Was dagegen spricht – der Vollständigkeit halber
Es gehört zur Fairness, die Gegenposition zu nennen, denn sie ist gewichtig. Die Weltgesundheitsorganisation vertritt seit 2023 die Auffassung, dass es keine gesundheitlich unbedenkliche Menge Alkohol gibt. Neuere Untersuchungen, die genetische Unterschiede statt Selbstauskunft nutzen, finden den Schutzeffekt der J-Kurve größtenteils nicht.
Ein zentraler Kritikpunkt an den Beobachtungsstudien ist der sogenannte Sick-Quitter-Effekt: In der Gruppe der Abstinenzler sind häufig Menschen, die aus gesundheitlichen Gründen aufgehört haben. Dass moderate Trinker gesundheitlich besser dastehen als diese Gruppe, sagt dann wenig über den Alkohol aus.
Auffallend ist: Catena widerspricht dem nicht wirklich. Sie spricht von einer neutralen Wirkung bei maßvollem Genuss, nicht von einem Gesundheitsnutzen. Das ist ein feiner, aber entscheidender Unterschied – und er geht in der öffentlichen Debatte meist unter.
Warum wir das trotzdem aufgreifen
Weil die ehrlichste Position in dieser Diskussion nicht „Wein ist gesund“ lautet und auch nicht „Wein ist Gift wie jedes andere“, sondern: Es ist ein Genussmittel mit Risiken, über das man erwachsen reden kann.
Unsere Haltung dazu ist schlicht.
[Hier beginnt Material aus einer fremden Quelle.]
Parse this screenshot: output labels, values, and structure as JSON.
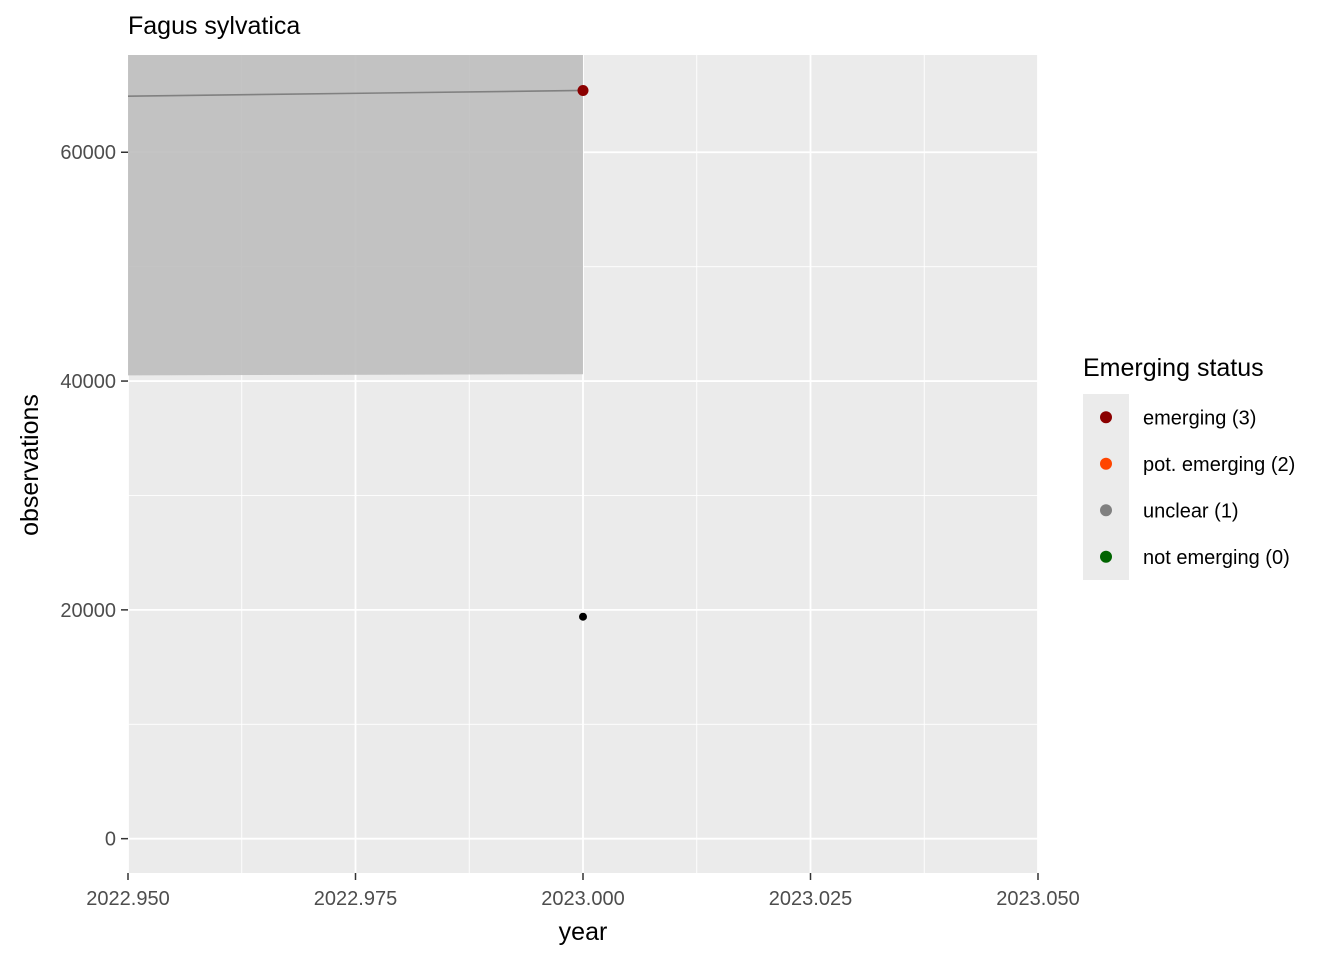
{
  "chart_data": {
    "type": "line",
    "title": "Fagus sylvatica",
    "xlabel": "year",
    "ylabel": "observations",
    "xlim": [
      2022.95,
      2023.05
    ],
    "ylim": [
      -3000,
      68500
    ],
    "x_ticks": [
      2022.95,
      2022.975,
      2023.0,
      2023.025,
      2023.05
    ],
    "x_tick_labels": [
      "2022.950",
      "2022.975",
      "2023.000",
      "2023.025",
      "2023.050"
    ],
    "y_ticks": [
      0,
      20000,
      40000,
      60000
    ],
    "y_tick_labels": [
      "0",
      "20000",
      "40000",
      "60000"
    ],
    "grid": true,
    "ribbon": {
      "x": [
        2022.95,
        2023.0
      ],
      "lower": [
        40500,
        40600
      ],
      "upper": [
        68500,
        68500
      ],
      "color": "#bebebe"
    },
    "trend_line": {
      "x": [
        2022.95,
        2023.0
      ],
      "y": [
        64900,
        65400
      ],
      "color": "#808080"
    },
    "points": [
      {
        "x": 2023.0,
        "y": 65400,
        "status": "emerging (3)",
        "color": "#8b0000"
      },
      {
        "x": 2023.0,
        "y": 19400,
        "status": "observed",
        "color": "#000000"
      }
    ],
    "legend": {
      "title": "Emerging status",
      "position": "right",
      "entries": [
        {
          "label": "emerging (3)",
          "color": "#8b0000"
        },
        {
          "label": "pot. emerging (2)",
          "color": "#ff4500"
        },
        {
          "label": "unclear (1)",
          "color": "#808080"
        },
        {
          "label": "not emerging (0)",
          "color": "#006400"
        }
      ]
    }
  }
}
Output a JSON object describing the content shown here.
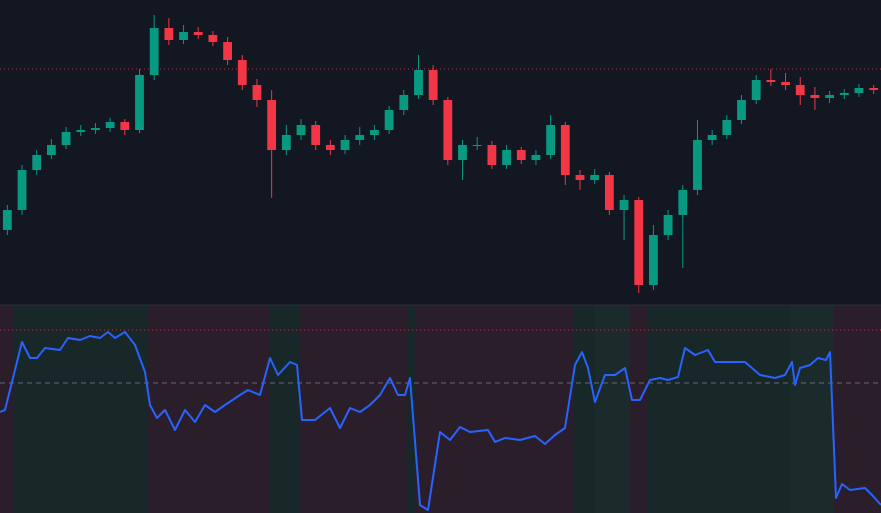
{
  "chart_data": [
    {
      "type": "candlestick",
      "ylim": [
        0,
        300
      ],
      "up_color": "#089981",
      "down_color": "#f23645",
      "reference_lines": [
        {
          "value": 236,
          "color": "#f23645",
          "style": "dotted"
        }
      ],
      "open": [
        75,
        95,
        135,
        150,
        160,
        173,
        175,
        177,
        183,
        175,
        230,
        277,
        265,
        273,
        270,
        263,
        245,
        220,
        205,
        155,
        170,
        180,
        160,
        155,
        165,
        170,
        175,
        195,
        210,
        235,
        205,
        145,
        160,
        160,
        140,
        155,
        145,
        150,
        180,
        130,
        125,
        130,
        95,
        105,
        20,
        70,
        90,
        115,
        165,
        170,
        185,
        205,
        225,
        223,
        220,
        210,
        207,
        210,
        212,
        217
      ],
      "high": [
        100,
        140,
        155,
        166,
        178,
        180,
        182,
        187,
        186,
        236,
        290,
        287,
        280,
        278,
        274,
        268,
        250,
        226,
        215,
        180,
        186,
        184,
        165,
        170,
        178,
        180,
        199,
        215,
        250,
        240,
        208,
        165,
        168,
        164,
        160,
        158,
        155,
        190,
        183,
        135,
        136,
        133,
        110,
        108,
        80,
        95,
        120,
        185,
        175,
        190,
        210,
        230,
        236,
        232,
        228,
        218,
        214,
        216,
        221,
        220
      ],
      "low": [
        70,
        90,
        130,
        146,
        156,
        169,
        171,
        173,
        170,
        172,
        225,
        260,
        261,
        266,
        259,
        240,
        215,
        198,
        107,
        150,
        165,
        155,
        150,
        151,
        160,
        165,
        171,
        190,
        206,
        200,
        140,
        125,
        155,
        136,
        136,
        141,
        140,
        146,
        120,
        115,
        121,
        90,
        65,
        12,
        15,
        65,
        37,
        110,
        160,
        166,
        181,
        201,
        219,
        215,
        200,
        195,
        202,
        206,
        208,
        211
      ],
      "close": [
        95,
        135,
        150,
        160,
        173,
        175,
        177,
        183,
        175,
        230,
        277,
        265,
        273,
        270,
        263,
        245,
        220,
        205,
        155,
        170,
        180,
        160,
        155,
        165,
        170,
        175,
        195,
        210,
        235,
        205,
        145,
        160,
        160,
        140,
        155,
        145,
        150,
        180,
        130,
        125,
        130,
        95,
        105,
        20,
        70,
        90,
        115,
        165,
        170,
        185,
        205,
        225,
        223,
        220,
        210,
        207,
        210,
        212,
        217,
        215
      ]
    },
    {
      "type": "line",
      "ylim": [
        0,
        104
      ],
      "xlim": [
        0,
        881
      ],
      "color": "#2962ff",
      "reference_lines": [
        {
          "value": 91.5,
          "color": "#f23645",
          "style": "dotted"
        },
        {
          "value": 65,
          "color": "#787b86",
          "style": "dashed"
        }
      ],
      "regions": [
        {
          "start": 0,
          "end": 14,
          "color": "#2a1e2b"
        },
        {
          "start": 14,
          "end": 148,
          "color": "#182728"
        },
        {
          "start": 148,
          "end": 270,
          "color": "#2a1e2b"
        },
        {
          "start": 270,
          "end": 300,
          "color": "#182728"
        },
        {
          "start": 300,
          "end": 408,
          "color": "#2a1e2b"
        },
        {
          "start": 408,
          "end": 415,
          "color": "#182728"
        },
        {
          "start": 415,
          "end": 573,
          "color": "#2a1e2b"
        },
        {
          "start": 573,
          "end": 595,
          "color": "#182728"
        },
        {
          "start": 595,
          "end": 630,
          "color": "#1b2a2a"
        },
        {
          "start": 630,
          "end": 648,
          "color": "#2a1e2b"
        },
        {
          "start": 648,
          "end": 790,
          "color": "#182728"
        },
        {
          "start": 790,
          "end": 834,
          "color": "#1b2a2a"
        },
        {
          "start": 834,
          "end": 881,
          "color": "#2a1e2b"
        }
      ],
      "x": [
        0,
        5,
        22,
        30,
        37,
        45,
        60,
        68,
        80,
        90,
        100,
        108,
        115,
        125,
        135,
        145,
        150,
        157,
        165,
        175,
        185,
        195,
        205,
        215,
        225,
        240,
        248,
        260,
        270,
        278,
        290,
        297,
        302,
        315,
        330,
        340,
        350,
        360,
        370,
        380,
        390,
        398,
        405,
        410,
        420,
        428,
        440,
        450,
        460,
        470,
        488,
        495,
        505,
        520,
        535,
        545,
        555,
        565,
        575,
        582,
        588,
        595,
        605,
        615,
        625,
        632,
        640,
        650,
        660,
        668,
        678,
        685,
        695,
        708,
        715,
        735,
        745,
        760,
        775,
        785,
        792,
        795,
        800,
        810,
        818,
        826,
        830,
        836,
        842,
        850,
        865,
        872,
        881
      ],
      "values": [
        50.5,
        51.5,
        85.5,
        77.5,
        77.5,
        82.5,
        81.5,
        87.5,
        86.5,
        88.5,
        87.5,
        90.5,
        87.5,
        90.5,
        84,
        70.5,
        54,
        47.5,
        51.5,
        41.5,
        51.5,
        45.5,
        54,
        50.5,
        54,
        59,
        61.5,
        59,
        77.5,
        69,
        75.5,
        74,
        46.5,
        46.5,
        52.5,
        42.5,
        52.5,
        50.5,
        54,
        59,
        67.5,
        59,
        59,
        67.5,
        4,
        1.5,
        40.5,
        36.5,
        43,
        40.5,
        41.5,
        35.5,
        37.5,
        36.5,
        38.5,
        34.5,
        39,
        42.5,
        74,
        80.5,
        72.5,
        55.5,
        69,
        69,
        72.5,
        56.5,
        56.5,
        66.5,
        67.5,
        66.5,
        68,
        82.5,
        79,
        81.5,
        75.5,
        75.5,
        75.5,
        69,
        67.5,
        69,
        75.5,
        64,
        72.5,
        74,
        77.5,
        76.5,
        80.5,
        7.5,
        14.5,
        11.5,
        12.5,
        9,
        4
      ]
    }
  ]
}
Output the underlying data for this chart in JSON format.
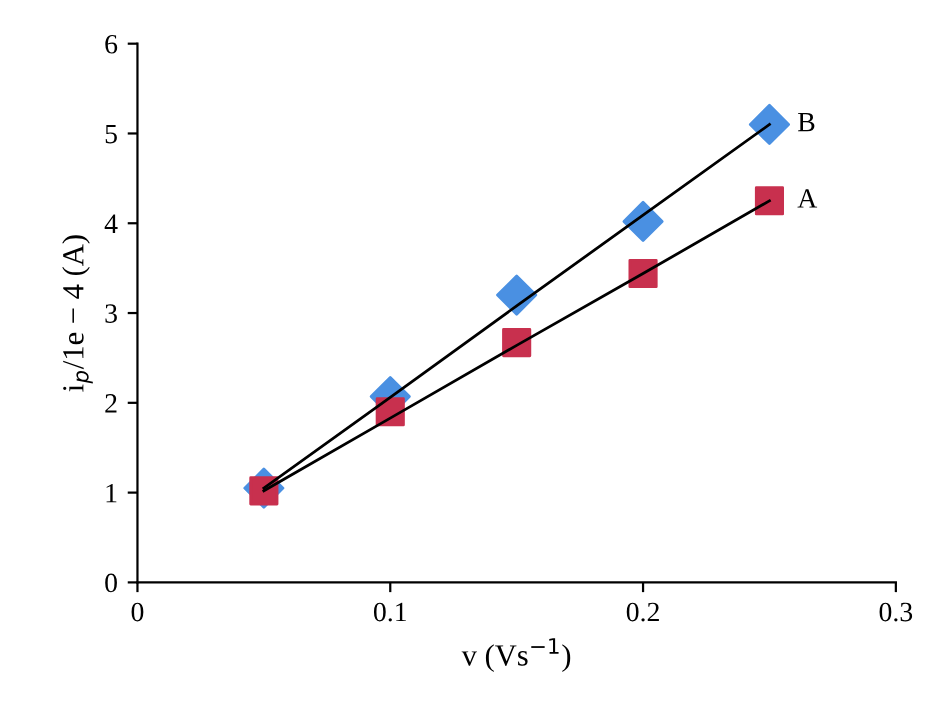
{
  "chart_data": {
    "type": "scatter",
    "xlabel": "v (Vs$^{−1}$)",
    "ylabel": "i$_{p}$/1e − 4 (A)",
    "x": [
      0.05,
      0.1,
      0.15,
      0.2,
      0.25
    ],
    "series": [
      {
        "name": "B",
        "marker": "diamond",
        "color": "#4a90e2",
        "values": [
          1.05,
          2.07,
          3.2,
          4.02,
          5.1
        ]
      },
      {
        "name": "A",
        "marker": "square",
        "color": "#c8304e",
        "values": [
          1.02,
          1.9,
          2.67,
          3.44,
          4.25
        ]
      },
      {
        "type": "line",
        "x": [
          0.05,
          0.1,
          0.15,
          0.2,
          0.25
        ],
        "color": "#000000",
        "values": [
          1.05,
          2.06,
          3.08,
          4.09,
          5.1
        ]
      },
      {
        "type": "line",
        "x": [
          0.05,
          0.1,
          0.15,
          0.2,
          0.25
        ],
        "color": "#000000",
        "values": [
          1.02,
          1.83,
          2.64,
          3.44,
          4.25
        ]
      }
    ],
    "xlim": [
      0,
      0.3
    ],
    "xticks": [
      0,
      0.1,
      0.2,
      0.3
    ],
    "ylim": [
      0,
      6
    ],
    "yticks": [
      0,
      1,
      2,
      3,
      4,
      5,
      6
    ],
    "grid": false,
    "legend": false
  }
}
Wer bei kleinen Winzern kauft, trinkt in aller Regel weniger und bewusster – weil eine handwerklich erzeugte Flasche zum Essen geöffnet und geteilt wird, nicht nebenbei geleert. Das ist kein Gesundheitsargument, sondern eine Beobachtung über Konsumverhalten.
Und wer feststellt, dass Alkohol im eigenen Leben ein Problem geworden ist, sollte sich Unterstützung holen. In Deutschland ist die Sucht & Drogen Hotline unter 01806 313031 erreichbar, kostenlose Beratung bietet auch die Bundeszentrale für gesundheitliche Aufklärung unter 0800 1372700.
Der Termin
Catena diskutiert das Thema beim Weinberg Arlberg vom 4. bis 13. Dezember 2026 in Lech am Arlberg – gemeinsam mit dem US-Weinjournalisten Eric Asimov und der Branchenanalystin Felicity Carter.
Häufige Fragen
Ist ein Glas Wein am Tag gesund?
Nach aktuellem Stand der Forschung lässt sich das nicht behaupten. Die WHO geht davon aus, dass es keine gesundheitlich unbedenkliche Alkoholmenge gibt. Auch Dr. Laura Catena spricht bei maßvollem Konsum von einer neutralen, nicht von einer förderlichen Wirkung.
Was ist die J-Kurve?
Eine Beobachtung aus Bevölkerungsstudien, wonach moderate Trinker statistisch länger leben als Abstinenzler und Vieltrinker. Der Effekt gilt als methodisch umstritten, unter anderem wegen des Sick-Quitter-Effekts und sozioökonomischer Unterschiede.
Ist Wein weniger schädlich als Spirituosen?
Laut Catena nicht das Getränk selbst ist entscheidend, sondern das Konsummuster – maßvoll und zu den Mahlzeiten. Zu viel Alkohol schadet unabhängig von der Art.
Wann und wo findet der Weinberg Arlberg 2026 statt?
Vom 4. bis 13. Dezember 2026 in Lech am Arlberg.
Dieser Beitrag gibt Aussagen aus einem Falstaff-Interview wieder und stellt sie in einen breiteren Zusammenhang. Er enthält keine gesundheitsbezogenen Angaben zu unseren Produkten und ersetzt keine ärztliche Beratung.